Most simple reference to an XML schema. The xmlns info is used by the parser to resolve the grammar document.
<?xml version='1.0'?>
<addressBook xmlns="http://jmvanel.free.fr/xsd/addressBook">
.....
</addressBook>
xsi:schemaLocation provides additional information to the parser on how to resolve grammar file. According to the XML schema specifications this information is considered to be a hint and might be ignored. eXist will ignore this informaton, the grammar will be resolved like the previous example.
<?xml version='1.0'?>
<addressBook xsi:schemaLocation="http://jmvanel.free.fr/xsd/addressBook http://myshost/schema.xsd"
xmlns="http://jmvanel.free.fr/xsd/addressBook"
xmlns:xsi="http://www.w3.org/2001/XMLSchema-instance">
.....
</addressBook>
Taken from: conf.xml. The xsi:noNamespaceSchemaLocation is honoured by the parser during implicit validation.
<?xml version='1.0'?>
<exist xmlns:xsi="http://www.w3.org/2001/XMLSchema-instance"
xsi:noNamespaceSchemaLocation="schema/conf.xsd">
.....
</exist>
Taken from 'samples/validation/dtd'. eXist resolves the grammar by searching catalog files for the PUBLIC identifier.
<?xml version='1.0'?>
<!DOCTYPE PLAY PUBLIC "-//VALIDATION//EN" "hamlet.dtd">
<PLAY>
.....
</PLAY>
Tomcat has an long standing bug which makes it impossible to register
a custom protocol handler (object URLStreamHandler) to the JVM. The alternative is to register
the object by setting the system property
java.protocol.handler.pkgs but this fails as well.
As a result the validation features are only partly useable in tomcat.
There are two altenatives: (1) switch to a recent version of Jetty, or
(2) use absolute URLs pointing the the rest interface, e.g.
http://localhost:8080/exist/rest/db/mycollection/schema.xsd.

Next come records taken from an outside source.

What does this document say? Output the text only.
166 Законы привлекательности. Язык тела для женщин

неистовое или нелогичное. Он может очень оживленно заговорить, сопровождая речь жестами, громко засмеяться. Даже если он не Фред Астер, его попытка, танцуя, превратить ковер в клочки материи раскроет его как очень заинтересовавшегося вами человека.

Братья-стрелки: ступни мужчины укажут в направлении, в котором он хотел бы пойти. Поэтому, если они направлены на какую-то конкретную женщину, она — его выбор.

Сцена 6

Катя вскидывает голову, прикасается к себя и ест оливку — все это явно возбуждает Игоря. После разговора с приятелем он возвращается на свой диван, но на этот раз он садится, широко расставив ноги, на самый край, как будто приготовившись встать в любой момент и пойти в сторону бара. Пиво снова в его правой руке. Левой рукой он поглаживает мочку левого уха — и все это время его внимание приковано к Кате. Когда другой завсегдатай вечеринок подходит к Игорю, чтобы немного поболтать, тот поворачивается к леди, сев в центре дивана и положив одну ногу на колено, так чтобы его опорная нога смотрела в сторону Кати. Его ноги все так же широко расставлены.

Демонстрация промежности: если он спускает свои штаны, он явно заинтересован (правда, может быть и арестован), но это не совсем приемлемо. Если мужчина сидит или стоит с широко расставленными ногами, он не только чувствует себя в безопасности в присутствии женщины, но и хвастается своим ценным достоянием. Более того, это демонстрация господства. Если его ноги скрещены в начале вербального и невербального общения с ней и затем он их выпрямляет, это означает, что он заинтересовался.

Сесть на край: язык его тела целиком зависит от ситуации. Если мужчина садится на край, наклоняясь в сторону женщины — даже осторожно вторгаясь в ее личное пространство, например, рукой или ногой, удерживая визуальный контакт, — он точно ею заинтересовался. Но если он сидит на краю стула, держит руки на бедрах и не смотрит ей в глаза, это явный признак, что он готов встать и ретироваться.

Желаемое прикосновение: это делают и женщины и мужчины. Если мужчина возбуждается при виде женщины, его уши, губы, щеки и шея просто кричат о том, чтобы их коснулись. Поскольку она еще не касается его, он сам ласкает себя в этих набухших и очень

eXist heavily relies on the features as provided by the Xerces XML parser. By default eXist izPack installer provides all required jar files. However, when eXist is installed in e.g. Tomcat the required parser libraries need to be copied manually from the lib/endorsed directory into the server 'endorsed' directory.
Required endorsed files: resolver-*.jar xalan-*.jar xml-apis.jar serializer-*.jar xercesImpl-*.jar
To prevent potential deadlocks it is considered to be a good idea to store XML instance documents and grammar documents in seperate collections.